Зимава совсем запуталась в туманных предсказаниях Анисьи. Уж лучше и не ходила бы к ней, в самом-то деле. Кто та девица одной крови, что станет ей препоной? Вокруг неё не было никого из родичей.
– Что ты ещё видела? – она сжала в пальцах подол.
– Больше ничего. Да и то, что видела, всё зависеть будет от того, что ты сама со своей жизнью делать станешь. И от решений, какие примешь.
Анисья встала, обрывая разговор едва не на полуслове. Отвернулась, давая понять, что спрашивать ещё что-то бесполезно. Зимава посидела немного в растерянности, борясь с желанием допытаться у ворожеи подробностей. Но решив, что делать этого всё же не стоит, она снова покрыла волосы, оделась и вышла наружу.
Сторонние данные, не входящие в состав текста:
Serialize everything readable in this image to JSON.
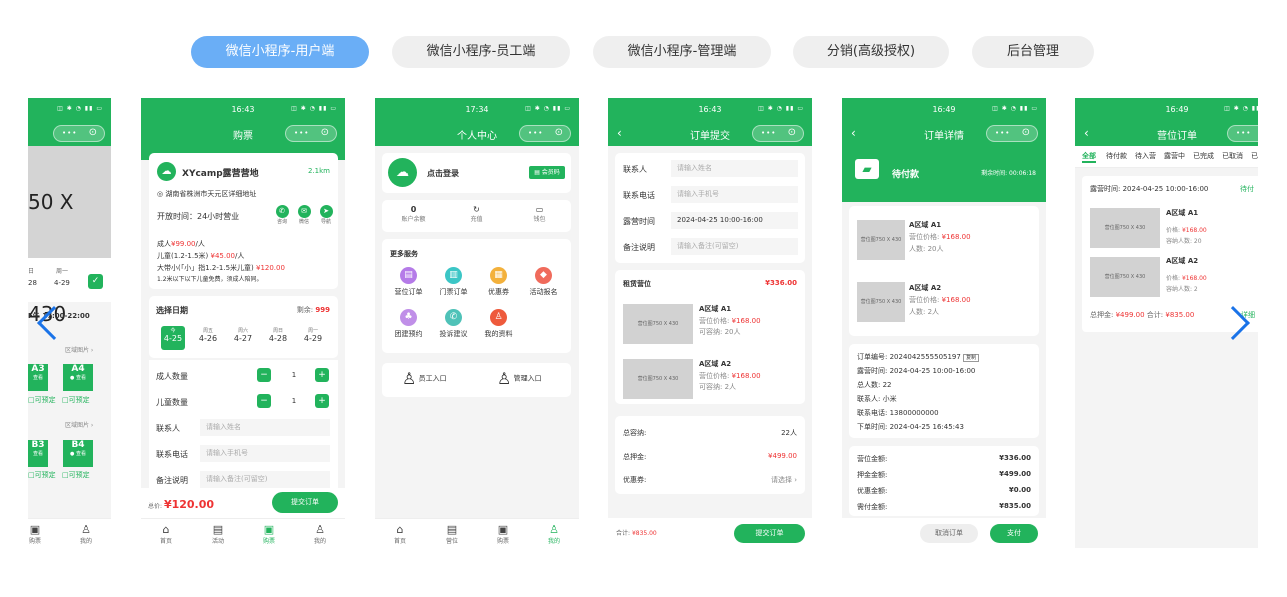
{
  "tabs": [
    "微信小程序-用户端",
    "微信小程序-员工端",
    "微信小程序-管理端",
    "分销(高级授权)",
    "后台管理"
  ],
  "status_icons": "◫ ✱ ◔ ▮▮ ▭",
  "p1": {
    "img": "50 X 430",
    "days": [
      {
        "w": "日",
        "d": "28"
      },
      {
        "w": "周一",
        "d": "4-29"
      }
    ],
    "hours": "F午 17:00-22:00",
    "region": "区域图片 ›",
    "zones": [
      {
        "n": "A3",
        "s": "查看",
        "a": "可预定"
      },
      {
        "n": "A4",
        "s": "● 查看",
        "a": "可预定"
      },
      {
        "n": "B3",
        "s": "查看",
        "a": "可预定"
      },
      {
        "n": "B4",
        "s": "● 查看",
        "a": "可预定"
      }
    ],
    "tabbar": [
      {
        "icon": "▣",
        "label": "购票"
      },
      {
        "icon": "♙",
        "label": "我的"
      }
    ]
  },
  "p2": {
    "title": "购票",
    "camp": "XYcamp露营营地",
    "dist": "2.1km",
    "addr": "◎ 湖南省株洲市天元区详细地址",
    "open": "开放时间：24小时营业",
    "actions": [
      {
        "icon": "✆",
        "label": "咨询"
      },
      {
        "icon": "✉",
        "label": "微信"
      },
      {
        "icon": "➤",
        "label": "导航"
      }
    ],
    "p_adult": "成人",
    "p_adult_price": "¥99.00",
    "p_adult_unit": "/人",
    "p_child": "儿童(1.2-1.5米) ",
    "p_child_price": "¥45.00",
    "p_child_unit": "/人",
    "p_family": "大带小(「小」指1.2-1.5米儿童) ",
    "p_family_price": "¥120.00",
    "p_note": "1.2米以下以下儿童免费，须成人陪同。",
    "date_title": "选择日期",
    "remain_label": "剩余: ",
    "remain": "999",
    "dates": [
      {
        "w": "今",
        "d": "4-25"
      },
      {
        "w": "周五",
        "d": "4-26"
      },
      {
        "w": "周六",
        "d": "4-27"
      },
      {
        "w": "周日",
        "d": "4-28"
      },
      {
        "w": "周一",
        "d": "4-29"
      }
    ],
    "adult_label": "成人数量",
    "child_label": "儿童数量",
    "qty": "1",
    "minus": "−",
    "plus": "+",
    "contact_label": "联系人",
    "contact_ph": "请输入姓名",
    "phone_label": "联系电话",
    "phone_ph": "请输入手机号",
    "remark_label": "备注说明",
    "remark_ph": "请输入备注(可留空)",
    "total_label": "总价: ",
    "total": "¥120.00",
    "submit": "提交订单",
    "tabbar": [
      {
        "icon": "⌂",
        "label": "首页"
      },
      {
        "icon": "▤",
        "label": "活动"
      },
      {
        "icon": "▣",
        "label": "购票"
      },
      {
        "icon": "♙",
        "label": "我的"
      }
    ]
  },
  "p3": {
    "time": "17:34",
    "title": "个人中心",
    "login": "点击登录",
    "member": "▤ 会员码",
    "stats": [
      {
        "v": "0",
        "l": "账户余额"
      },
      {
        "v": "↻",
        "l": "充值"
      },
      {
        "v": "▭",
        "l": "钱包"
      }
    ],
    "more": "更多服务",
    "services": [
      {
        "icon": "▤",
        "label": "营位订单",
        "c": "#b57be8"
      },
      {
        "icon": "▥",
        "label": "门票订单",
        "c": "#3cc6c6"
      },
      {
        "icon": "▦",
        "label": "优惠券",
        "c": "#f3b13c"
      },
      {
        "icon": "◆",
        "label": "活动报名",
        "c": "#f06b5c"
      },
      {
        "icon": "♣",
        "label": "团建预约",
        "c": "#c08fe8"
      },
      {
        "icon": "✆",
        "label": "投诉建议",
        "c": "#4fc2b8"
      },
      {
        "icon": "♙",
        "label": "我的资料",
        "c": "#ee5a3c"
      }
    ],
    "staff": "员工入口",
    "admin": "管理入口",
    "tabbar": [
      {
        "icon": "⌂",
        "label": "首页"
      },
      {
        "icon": "▤",
        "label": "营位"
      },
      {
        "icon": "▣",
        "label": "购票"
      },
      {
        "icon": "♙",
        "label": "我的"
      }
    ]
  },
  "p4": {
    "title": "订单提交",
    "fields": [
      {
        "l": "联系人",
        "v": "请输入姓名"
      },
      {
        "l": "联系电话",
        "v": "请输入手机号"
      },
      {
        "l": "露营时间",
        "v": "2024-04-25 10:00-16:00"
      },
      {
        "l": "备注说明",
        "v": "请输入备注(可留空)"
      }
    ],
    "rent": "租赁营位",
    "rent_total": "¥336.00",
    "items": [
      {
        "img": "营位图750 X 430",
        "name": "A区域 A1",
        "price_l": "营位价格: ",
        "price": "¥168.00",
        "cap": "可容纳: 20人"
      },
      {
        "img": "营位图750 X 430",
        "name": "A区域 A2",
        "price_l": "营位价格: ",
        "price": "¥168.00",
        "cap": "可容纳: 2人"
      }
    ],
    "sum": [
      {
        "l": "总容纳:",
        "v": "22人"
      },
      {
        "l": "总押金:",
        "v": "¥499.00"
      },
      {
        "l": "优惠券:",
        "v": "请选择 ›"
      }
    ],
    "total_label": "合计: ",
    "total": "¥835.00",
    "submit": "提交订单"
  },
  "p5": {
    "time": "16:49",
    "title": "订单详情",
    "status": "待付款",
    "remain": "剩余时间: 00:06:18",
    "items": [
      {
        "img": "营位图750 X 430",
        "name": "A区域 A1",
        "price_l": "营位价格: ",
        "price": "¥168.00",
        "ppl": "人数: 20人"
      },
      {
        "img": "营位图750 X 430",
        "name": "A区域 A2",
        "price_l": "营位价格: ",
        "price": "¥168.00",
        "ppl": "人数: 2人"
      }
    ],
    "order_no": "订单编号: 2024042555505197",
    "copy": "复制",
    "info": [
      "露营时间: 2024-04-25 10:00-16:00",
      "总人数: 22",
      "联系人: 小米",
      "联系电话: 13800000000",
      "下单时间: 2024-04-25 16:45:43"
    ],
    "amounts": [
      {
        "l": "营位金额:",
        "v": "¥336.00"
      },
      {
        "l": "押金金额:",
        "v": "¥499.00"
      },
      {
        "l": "优惠金额:",
        "v": "¥0.00"
      },
      {
        "l": "需付金额:",
        "v": "¥835.00"
      }
    ],
    "cancel": "取消订单",
    "pay": "支付"
  },
  "p6": {
    "time": "16:49",
    "title": "营位订单",
    "tabs": [
      "全部",
      "待付款",
      "待入营",
      "露营中",
      "已完成",
      "已取消",
      "已"
    ],
    "camp_time": "露营时间: 2024-04-25 10:00-16:00",
    "status": "待付",
    "items": [
      {
        "img": "营位图750 X 430",
        "name": "A区域 A1",
        "price_l": "价格: ",
        "price": "¥168.00",
        "cap": "容纳人数: 20"
      },
      {
        "img": "营位图750 X 430",
        "name": "A区域 A2",
        "price_l": "价格: ",
        "price": "¥168.00",
        "cap": "容纳人数: 2"
      }
    ],
    "deposit_l": "总押金: ",
    "deposit": "¥499.00",
    "total_l": " 合计: ",
    "total": "¥835.00",
    "detail": "详细"
  },
  "times": {
    "p1": "",
    "p2": "16:43",
    "p4": "16:43"
  }
}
Прохладный воздух пронзил лёгкие после духоты овина. Зимава, всерьёз опасаясь заблудиться в сумерках, отыскала нужный дом и, забрав встревоженную Оляну, быстрым шагом отправилась назад, в детинец. Та молчала всю дорогу, да и в тереме лишь помогла собраться ко сну, а сама улеглась в своём углу. Знала она Зимаву хорошо, а потому сразу, как её увидела после ворожбы, так и поняла, что лучше ничего не выспрашивать.
И до того было зябко и страшно этой ночью, будто духи кругом шептались, посмеивались. А то и сам овинник за гостями пришёл, не побоялся домового. Слушая мерное сопение Оляны, Зимава помалу успокоилась, а там и уснула.
А с самого утра зародились хлопоты в детинце: собирались кмети из ближней дружины Ледена, да и из Доброговой тоже, в дорогу отправляться, к западной окраине Велеборского княжества, откуда в своё время приехал будущий муж Елицы. Борила всегда водил со старостой Остромиром, что отцом ему приходился, крепкую дружбу. Дороги были для княжества те дремучие, но и благодатные для выпаса скота и пахоты земли. Да не слишком-то хотели подчиняться князю и платить дань те, кто там жил ещё до того, как само княжество появилось.
А мира с ними и щедрого полюдья Бориле очень хотелось. Наверное, потому и решил князь за сына Остромира, парня роду невеликого, отдать свою единственную дочь. И Елица-то, которая часто с ним в те края ездила, вовсе не противилась. Радим ей приглянулся. Да кто бы мог подумать, что и другую свою самую большую ценность князь решит укрыть под присмотром своего товарища. А вот княженка, хоть доподлинно ничего не знала, а о том догадалась.